Terri Rust wild for native plants
Anyone who knows Terri Rust knows she is WILD for native plants.

But when Terri started spending time on the Heart K Ranch and getting to know Maidu community member and Heart K native, Trina Cunningham, she got really excited about conserving Heart K's native plants not only for land health, wildlife habitat and pollinator forage, but also as important cultural resources for traditional foods, medicines, and basketry materials.

Since that time, Terri has become an invaluable community partner in helping the Feather River Land Trust manage and restore the 900-acre Heart K Ranch. From leading native plantings with teachers at Learning Landscapes workshops, to co-leading our Heart K Forest Health Project with the Feather River Resource Conservation District, to leading volunteer workdays, to being a valuable partner in FRLT's Maidu Stewardship Partnership, Terri has come to know  and become a champion for many native plants at the Heart K.

Volunteers dig Indian Hemp for transplanting
This fall, Terri led an innovative experiment with a plant that is native to the Heart K - Indian hemp. Indian Hemp (Apocynum cannabinum L.) or dogbane, is a native plant that has many benefits, but unchecked it can nevertheless become invasive in orchards and fields.

Terri learned from Trina that Indian Hemp is an important traditional plant source for cordage (rope) for many native peoples, including the Mountain Maidu. In addition, the plant is a very important early summer source of nectar and pollen for native bees, butterflies, and other pollinators.

Heart K has a large patch of Indian Hemp that Trina's family and ancestors have gathered from for generations, but it was starting to encroach into the orchard. So Terri looked for a solution to not only maintain a healthy patch for the Maidu family to manage, but to also remove some encroaching plants and to potentially share a valuable resource in other parts of the Feather River Watershed. 

Volunteer with Indian Hemp for transplanting
In her role with the Feather River RCD, Terri oversees a wetland conservation mitigation site in nearby Crescent Mills for CalTrans. Terri recently walked the site with a group of youth and leaders from the Greenville Roundhouse Council, exploring native plants and the potential for involving Maidu youth on the land.

Because Indian Hemp is important culturally to the Maidu, the group got excited about the possibility of transplanting some of the Heart K's Indian Hemp to this site to not only restore the land, but also to help restore Maidu youth's relationship to land and cultural resources.

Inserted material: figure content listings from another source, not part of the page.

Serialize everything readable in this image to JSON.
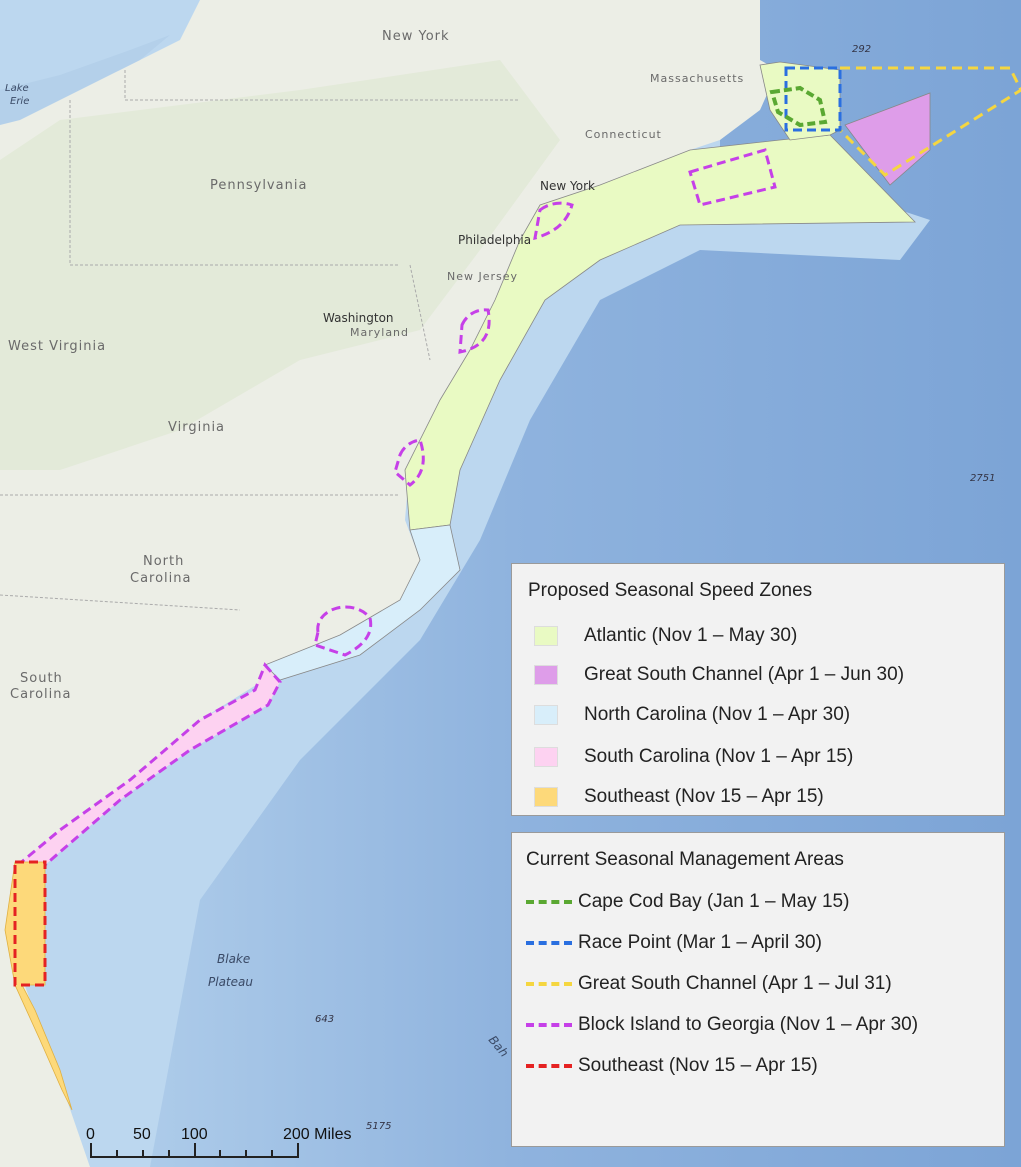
{
  "map": {
    "place_labels": {
      "new_york_state": "New York",
      "massachusetts": "Massachusetts",
      "connecticut": "Connecticut",
      "new_york_city": "New York",
      "philadelphia": "Philadelphia",
      "new_jersey": "New Jersey",
      "pennsylvania": "Pennsylvania",
      "washington": "Washington",
      "maryland": "Maryland",
      "west_virginia": "West Virginia",
      "virginia": "Virginia",
      "north_carolina_1": "North",
      "north_carolina_2": "Carolina",
      "south_carolina_1": "South",
      "south_carolina_2": "Carolina",
      "lake_erie_1": "Lake",
      "lake_erie_2": "Erie",
      "blake_plateau_1": "Blake",
      "blake_plateau_2": "Plateau",
      "bahamas_partial": "Bah"
    },
    "depth_labels": [
      "292",
      "2751",
      "643",
      "5175"
    ],
    "colors": {
      "atlantic": "#e9fac3",
      "great_south_channel": "#de9de9",
      "north_carolina": "#d8eefa",
      "south_carolina": "#fdd2f1",
      "southeast": "#fdd97a",
      "cape_cod_bay_line": "#5aa832",
      "race_point_line": "#2a6fe0",
      "gsc_line": "#f5d640",
      "block_island_line": "#c640e8",
      "southeast_line": "#e52222"
    }
  },
  "legend_proposed": {
    "title": "Proposed Seasonal Speed Zones",
    "items": [
      {
        "label": "Atlantic (Nov 1 – May 30)",
        "color": "#e9fac3"
      },
      {
        "label": "Great South Channel (Apr 1 – Jun 30)",
        "color": "#de9de9"
      },
      {
        "label": "North Carolina (Nov 1 – Apr 30)",
        "color": "#d8eefa"
      },
      {
        "label": "South Carolina (Nov 1 – Apr 15)",
        "color": "#fdd2f1"
      },
      {
        "label": "Southeast (Nov 15 – Apr 15)",
        "color": "#fdd97a"
      }
    ]
  },
  "legend_current": {
    "title": "Current Seasonal Management Areas",
    "items": [
      {
        "label": "Cape Cod Bay (Jan 1 – May 15)",
        "color": "#5aa832"
      },
      {
        "label": "Race Point (Mar 1 – April 30)",
        "color": "#2a6fe0"
      },
      {
        "label": "Great South Channel (Apr 1 – Jul 31)",
        "color": "#f5d640"
      },
      {
        "label": "Block Island to Georgia (Nov 1 – Apr 30)",
        "color": "#c640e8"
      },
      {
        "label": "Southeast (Nov 15 – Apr 15)",
        "color": "#e52222"
      }
    ]
  },
  "scale_bar": {
    "ticks": [
      "0",
      "50",
      "100",
      "200 Miles"
    ]
  }
}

So Terri, who also teaches at Feather River College, invited her Native Plants Workshop students and FRLT volunteers out to the Heart K. They learned about making cordage and other traditional uses of Indian Hemp. They dug up Indian Hemp plants for propogation. The idea is that these will then be propogated at the FRC native plants greenhouse, and transplanted with the youth on the Crescent Mills site.

What do we like about this project? It helps manage a valuable cultural and biological resource at the Heart K Ranch. It creates the opportunity to share an important cultural resource with Maidu youth while it restores impacted land. And it is an innovative way to nurture the relationship between land and diverse people -- from Maidu youth to college students to community volunteers -- creating ties that can last a lifetime.